Lundi 18 décembre, 19 réfugiés sélectionnés par la France au Niger et au Tchad sont arrivés dans l’hexagone. Après avoir reçu leur titre attestant leur statut de réfugié, ils ont été acheminés dans l’est de la France où ils seront logés pendant quatre mois dans un ancien couvent avant d’être orientés "vers des logements durables".

Ils attendaient leur transfert de N’Djamena, au Tchad, depuis plusieurs semaines. Les 19 premiers réfugiés – dont 11 enfants - entendus par l’Office français de protection des réfugiés et apatrides (Ofpra) en novembre sont arrivés lundi 18 décembre en France. Originaires du Soudan et de Centrafrique, ils font partie du premier contingent de personnes que la France est allée chercher en Afrique, sur les 3 000 qu’Emmanuel Macron s’est engagé à réinstaller d’ici 2019.

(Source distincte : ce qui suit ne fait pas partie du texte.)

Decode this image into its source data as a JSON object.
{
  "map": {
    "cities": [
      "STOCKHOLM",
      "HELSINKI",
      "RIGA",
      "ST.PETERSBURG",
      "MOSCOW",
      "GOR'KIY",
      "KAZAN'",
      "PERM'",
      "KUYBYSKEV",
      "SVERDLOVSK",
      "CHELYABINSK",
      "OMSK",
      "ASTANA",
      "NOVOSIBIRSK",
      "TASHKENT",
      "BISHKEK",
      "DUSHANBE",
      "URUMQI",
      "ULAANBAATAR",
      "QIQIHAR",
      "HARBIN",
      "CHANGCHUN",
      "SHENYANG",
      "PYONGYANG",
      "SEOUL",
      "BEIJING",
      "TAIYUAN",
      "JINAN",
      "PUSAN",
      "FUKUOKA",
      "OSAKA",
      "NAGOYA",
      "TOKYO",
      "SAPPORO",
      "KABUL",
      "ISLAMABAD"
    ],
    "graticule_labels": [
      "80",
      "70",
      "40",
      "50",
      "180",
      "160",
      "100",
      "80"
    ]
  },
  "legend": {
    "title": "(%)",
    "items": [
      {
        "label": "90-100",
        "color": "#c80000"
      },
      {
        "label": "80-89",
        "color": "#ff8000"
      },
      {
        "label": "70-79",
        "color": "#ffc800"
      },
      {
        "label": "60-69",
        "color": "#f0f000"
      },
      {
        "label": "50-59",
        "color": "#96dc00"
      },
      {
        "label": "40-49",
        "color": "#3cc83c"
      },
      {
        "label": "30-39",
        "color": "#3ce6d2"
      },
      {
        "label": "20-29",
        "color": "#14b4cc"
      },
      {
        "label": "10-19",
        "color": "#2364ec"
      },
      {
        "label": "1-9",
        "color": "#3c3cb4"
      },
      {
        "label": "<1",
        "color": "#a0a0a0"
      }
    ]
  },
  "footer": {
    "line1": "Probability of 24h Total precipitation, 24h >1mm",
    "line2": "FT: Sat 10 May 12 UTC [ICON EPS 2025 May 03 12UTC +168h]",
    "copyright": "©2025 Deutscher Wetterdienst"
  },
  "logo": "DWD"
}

Dans le salon privé de l’aéroport de Roissy Charles-de-Gaulle où ils ont été reçus, la première étape de leur nouvelle vie commence de manière symbolique : l’Ofpra leur a remis le titre attestant leur statut de réfugié, qui leur donne droit à un titre de séjour de dix ans. Korba, un des réfugiés, a alors pris la parole pour "remercier au nom de nous tous le président Macron" et lui demander de "continuer, parce qu’’il y a des familles qui sont là-bas".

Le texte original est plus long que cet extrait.